September 14, 2019
Lori Loughlin Fears Court Will 'Make An Example Out Of Her' After Lenient 14-Day Sentence For Felicity Huffman

Actress Felicity Huffman, star of Desperate Housewives, on Friday was hit with a two-week jail sentence for her role in the Operation Varsity Blues college admissions scandal, in which Huffman admitted paying a $15,000 bribe to rig her daughter's SAT scores. But Huffman's sentence was immediately and widely criticized as a stunning example of "white privilege," according to a report by The Independent newspaper.

According to the Independent report, critics compared Huffman's sentence of just 14 days for a felony offense to the much stiffer sentences routinely handed out to African-American defendants in felony cases. In particular, Huffman's case was compared to that of homeless Connecticut woman Tanya McDowell, who was arrested in 2011 for enrolling her 6-year old son in a school outside the district where she lived.

Though McDowell was also later arrested on drug charges, prosecutors refused to separate her school enrollment and drug cases, and she was sentenced to 12 years behind bars, according to The Stamford Advocate.

But with the backlash against the Huffman sentencing, her fellow Hollywood star Lori Loughlin — also facing charges in the college admissions fraud and bribery scandal — now fears that if she is found guilty of those crimes, a court will "make an example of her," by slamming her with a much tougher sentence than just two weeks, according to a new report by People Magazine.

Felicity Huffman leaves court.
Getty Images | Paul Marotta
The two-week sentence handed out to actress Felicity Huffman has been blasted as an example of 'white privilege.'

As The Inquisitr reported, legal experts now believe that Loughlin's "defiant" refusal to take the prosecutor's initial offer of a deal to plead guilty will now prove disastrous for the 55-year-old Fuller House star.

Loughlin is facing more serious allegations than Huffman, accused of paying $500,000 in bribes and fraudulently creating a history of false athletic achievement for her two daughters, in order to have them designated recruits to the University of Southern California crew team.
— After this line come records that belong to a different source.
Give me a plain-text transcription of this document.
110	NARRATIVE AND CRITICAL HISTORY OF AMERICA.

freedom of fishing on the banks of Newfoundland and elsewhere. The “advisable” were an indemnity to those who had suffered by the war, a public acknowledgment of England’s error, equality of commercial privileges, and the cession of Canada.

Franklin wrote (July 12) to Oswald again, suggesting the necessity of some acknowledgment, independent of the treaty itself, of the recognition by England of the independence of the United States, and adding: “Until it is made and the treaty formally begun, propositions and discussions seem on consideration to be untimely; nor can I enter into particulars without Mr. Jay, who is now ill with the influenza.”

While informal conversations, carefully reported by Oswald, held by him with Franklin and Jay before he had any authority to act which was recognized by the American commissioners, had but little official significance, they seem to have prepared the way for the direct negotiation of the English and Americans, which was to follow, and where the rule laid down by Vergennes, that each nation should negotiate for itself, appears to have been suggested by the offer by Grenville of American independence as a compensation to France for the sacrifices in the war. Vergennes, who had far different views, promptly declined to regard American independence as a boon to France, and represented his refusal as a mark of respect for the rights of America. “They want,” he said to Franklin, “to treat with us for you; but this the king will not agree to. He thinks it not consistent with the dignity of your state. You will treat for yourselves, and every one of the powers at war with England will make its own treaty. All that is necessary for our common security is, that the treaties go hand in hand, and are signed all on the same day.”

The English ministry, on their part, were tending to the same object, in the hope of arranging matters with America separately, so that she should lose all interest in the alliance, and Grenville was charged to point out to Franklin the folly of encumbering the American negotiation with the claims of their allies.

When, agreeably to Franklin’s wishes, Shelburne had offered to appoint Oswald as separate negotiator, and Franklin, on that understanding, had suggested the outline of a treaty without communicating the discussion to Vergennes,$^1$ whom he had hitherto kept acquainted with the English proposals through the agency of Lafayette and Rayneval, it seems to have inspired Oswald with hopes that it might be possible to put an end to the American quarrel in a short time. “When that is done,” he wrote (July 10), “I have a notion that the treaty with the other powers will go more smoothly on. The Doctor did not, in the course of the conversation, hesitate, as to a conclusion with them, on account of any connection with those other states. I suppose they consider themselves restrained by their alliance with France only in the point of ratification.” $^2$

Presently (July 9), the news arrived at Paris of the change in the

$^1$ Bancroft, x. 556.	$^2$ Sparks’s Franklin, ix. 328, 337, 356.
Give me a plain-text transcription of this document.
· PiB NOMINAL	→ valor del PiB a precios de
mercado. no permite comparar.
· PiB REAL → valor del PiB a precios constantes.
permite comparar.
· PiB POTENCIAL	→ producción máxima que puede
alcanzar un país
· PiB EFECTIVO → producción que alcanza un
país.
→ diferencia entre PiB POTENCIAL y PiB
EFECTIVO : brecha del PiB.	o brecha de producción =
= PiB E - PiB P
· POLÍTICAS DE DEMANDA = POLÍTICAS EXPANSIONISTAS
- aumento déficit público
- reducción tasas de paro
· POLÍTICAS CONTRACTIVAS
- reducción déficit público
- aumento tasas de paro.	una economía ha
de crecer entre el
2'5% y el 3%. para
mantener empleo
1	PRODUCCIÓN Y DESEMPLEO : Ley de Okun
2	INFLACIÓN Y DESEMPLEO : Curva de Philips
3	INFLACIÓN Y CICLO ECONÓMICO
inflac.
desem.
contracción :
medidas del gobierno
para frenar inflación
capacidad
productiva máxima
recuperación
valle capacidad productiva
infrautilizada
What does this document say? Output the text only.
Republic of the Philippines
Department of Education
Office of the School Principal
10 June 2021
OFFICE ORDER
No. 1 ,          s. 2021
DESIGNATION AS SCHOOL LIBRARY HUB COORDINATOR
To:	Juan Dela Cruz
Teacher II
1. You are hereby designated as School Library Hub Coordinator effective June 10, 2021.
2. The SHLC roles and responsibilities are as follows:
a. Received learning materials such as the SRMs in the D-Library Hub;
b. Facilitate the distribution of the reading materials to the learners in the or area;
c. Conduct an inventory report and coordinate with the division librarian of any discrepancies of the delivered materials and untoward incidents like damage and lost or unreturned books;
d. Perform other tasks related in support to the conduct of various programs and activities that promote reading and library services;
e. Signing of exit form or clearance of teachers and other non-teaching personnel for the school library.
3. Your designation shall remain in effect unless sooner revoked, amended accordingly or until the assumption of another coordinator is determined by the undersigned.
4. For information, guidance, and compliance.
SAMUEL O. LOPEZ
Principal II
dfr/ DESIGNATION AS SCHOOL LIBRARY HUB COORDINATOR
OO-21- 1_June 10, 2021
According to a source close to Loughlin who spoke to People, the actress now "regrets" refusing the plea deal and realizes that even if she were to be offered a second plea deal, it would likely include significant prison time. But when she was offered the initial deal, Loughlin "didn't understand the entire nature of the charges against her," and somehow was not even sure she had actually broken the law, according to the People source.

"Her only chance of avoiding jail is to beat these charges. Lori is a smart woman. She understands that," the source told People. "She's scared and upset, but she's resolved to be strong and to fight this."